1. The midpoinst of the small circles form a regular polylateral with the side-length 2r. You have n isosceles triangles.
2. The central angle of one of the isosceles triangles is $\displaystyle 2\alpha$, that means $\displaystyle 2\alpha$ must be a divisor of 360°.

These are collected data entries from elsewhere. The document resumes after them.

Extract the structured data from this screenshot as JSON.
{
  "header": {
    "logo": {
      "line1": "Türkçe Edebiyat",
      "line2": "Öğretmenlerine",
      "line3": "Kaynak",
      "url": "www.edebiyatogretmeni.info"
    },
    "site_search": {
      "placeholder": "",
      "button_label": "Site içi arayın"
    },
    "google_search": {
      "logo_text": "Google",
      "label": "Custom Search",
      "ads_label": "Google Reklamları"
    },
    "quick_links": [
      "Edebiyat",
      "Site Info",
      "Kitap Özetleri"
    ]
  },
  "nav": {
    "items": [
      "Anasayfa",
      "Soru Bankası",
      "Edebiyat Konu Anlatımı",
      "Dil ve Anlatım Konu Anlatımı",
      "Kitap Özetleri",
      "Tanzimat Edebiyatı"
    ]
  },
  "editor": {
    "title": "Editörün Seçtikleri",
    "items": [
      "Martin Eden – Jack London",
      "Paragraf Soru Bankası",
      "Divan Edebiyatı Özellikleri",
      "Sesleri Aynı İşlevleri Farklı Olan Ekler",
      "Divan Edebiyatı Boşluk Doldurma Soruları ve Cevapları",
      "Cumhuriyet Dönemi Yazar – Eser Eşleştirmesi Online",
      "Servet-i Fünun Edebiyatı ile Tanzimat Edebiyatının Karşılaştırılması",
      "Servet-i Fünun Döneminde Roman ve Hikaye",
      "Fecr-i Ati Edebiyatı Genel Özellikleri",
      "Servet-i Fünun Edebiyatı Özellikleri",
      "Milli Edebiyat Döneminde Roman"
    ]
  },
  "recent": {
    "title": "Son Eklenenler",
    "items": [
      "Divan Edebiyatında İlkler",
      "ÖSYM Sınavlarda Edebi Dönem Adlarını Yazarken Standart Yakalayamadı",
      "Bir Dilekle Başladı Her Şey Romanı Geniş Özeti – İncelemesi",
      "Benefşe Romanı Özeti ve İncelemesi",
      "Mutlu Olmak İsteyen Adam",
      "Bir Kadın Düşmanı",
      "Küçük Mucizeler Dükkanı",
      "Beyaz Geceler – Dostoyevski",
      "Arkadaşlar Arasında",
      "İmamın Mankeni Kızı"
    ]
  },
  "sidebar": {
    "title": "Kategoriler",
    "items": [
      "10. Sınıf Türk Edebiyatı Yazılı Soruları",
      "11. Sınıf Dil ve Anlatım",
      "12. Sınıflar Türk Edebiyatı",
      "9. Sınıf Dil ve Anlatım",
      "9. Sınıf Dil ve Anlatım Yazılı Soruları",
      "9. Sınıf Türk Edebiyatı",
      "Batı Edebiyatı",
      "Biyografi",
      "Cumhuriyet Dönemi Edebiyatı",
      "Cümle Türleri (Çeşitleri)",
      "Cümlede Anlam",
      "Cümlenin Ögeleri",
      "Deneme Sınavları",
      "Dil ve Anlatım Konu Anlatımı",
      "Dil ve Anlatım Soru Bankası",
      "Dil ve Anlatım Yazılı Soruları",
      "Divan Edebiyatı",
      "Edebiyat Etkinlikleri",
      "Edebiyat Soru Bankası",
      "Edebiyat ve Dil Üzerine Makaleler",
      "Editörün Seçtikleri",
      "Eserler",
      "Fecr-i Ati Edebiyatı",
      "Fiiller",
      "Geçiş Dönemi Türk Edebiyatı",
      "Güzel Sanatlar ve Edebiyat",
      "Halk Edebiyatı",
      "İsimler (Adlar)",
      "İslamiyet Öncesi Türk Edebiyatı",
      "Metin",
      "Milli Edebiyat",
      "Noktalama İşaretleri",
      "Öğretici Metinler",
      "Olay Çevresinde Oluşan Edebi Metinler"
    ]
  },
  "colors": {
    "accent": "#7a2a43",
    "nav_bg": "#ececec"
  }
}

3. Each isosceles triangle can be split into 2 right triangles with
$\displaystyle \sin(\alpha)=\frac{r}{R-r}~\implies~r=\frac{R \cdot \sin(\alpha)}{\sin(\alpha) + 1}$
4. Keep in mind that $\displaystyle n = \frac{360^\circ}{2 \alpha}$
An example: You know (from my previous post) that $\displaystyle n = \frac{360^\circ}{2 \alpha} = \frac{180^\circ}{\alpha}$
Now choose a value for $\displaystyle \alpha$ which must be a divisor of 180: $\displaystyle \tfrac14^\circ, \tfrac13^\circ, \tfrac12^\circ, 1^\circ, 2^\circ, 3^\circ, 4^\circ, 5^\circ, 6^\circ, 9^\circ ..... 90$
To each value of $\displaystyle \alpha$ belongs the number of small circles:$\displaystyle 720, 540, 360, 180, 90, 60, 45, 36, 30, 20, .... 2$
Of course you can choose the number of circles first and determine the value of $\displaystyle \alpha$ afterwards:
$\displaystyle \alpha = \frac{180^\circ}n~, n \in \mathbb{N}~\wedge~n\ge2$
For instance: You want to draw 7 small circles then $\displaystyle \alpha = \tfrac{180}7 ^\circ$
But in both cases you have to use the Sine function.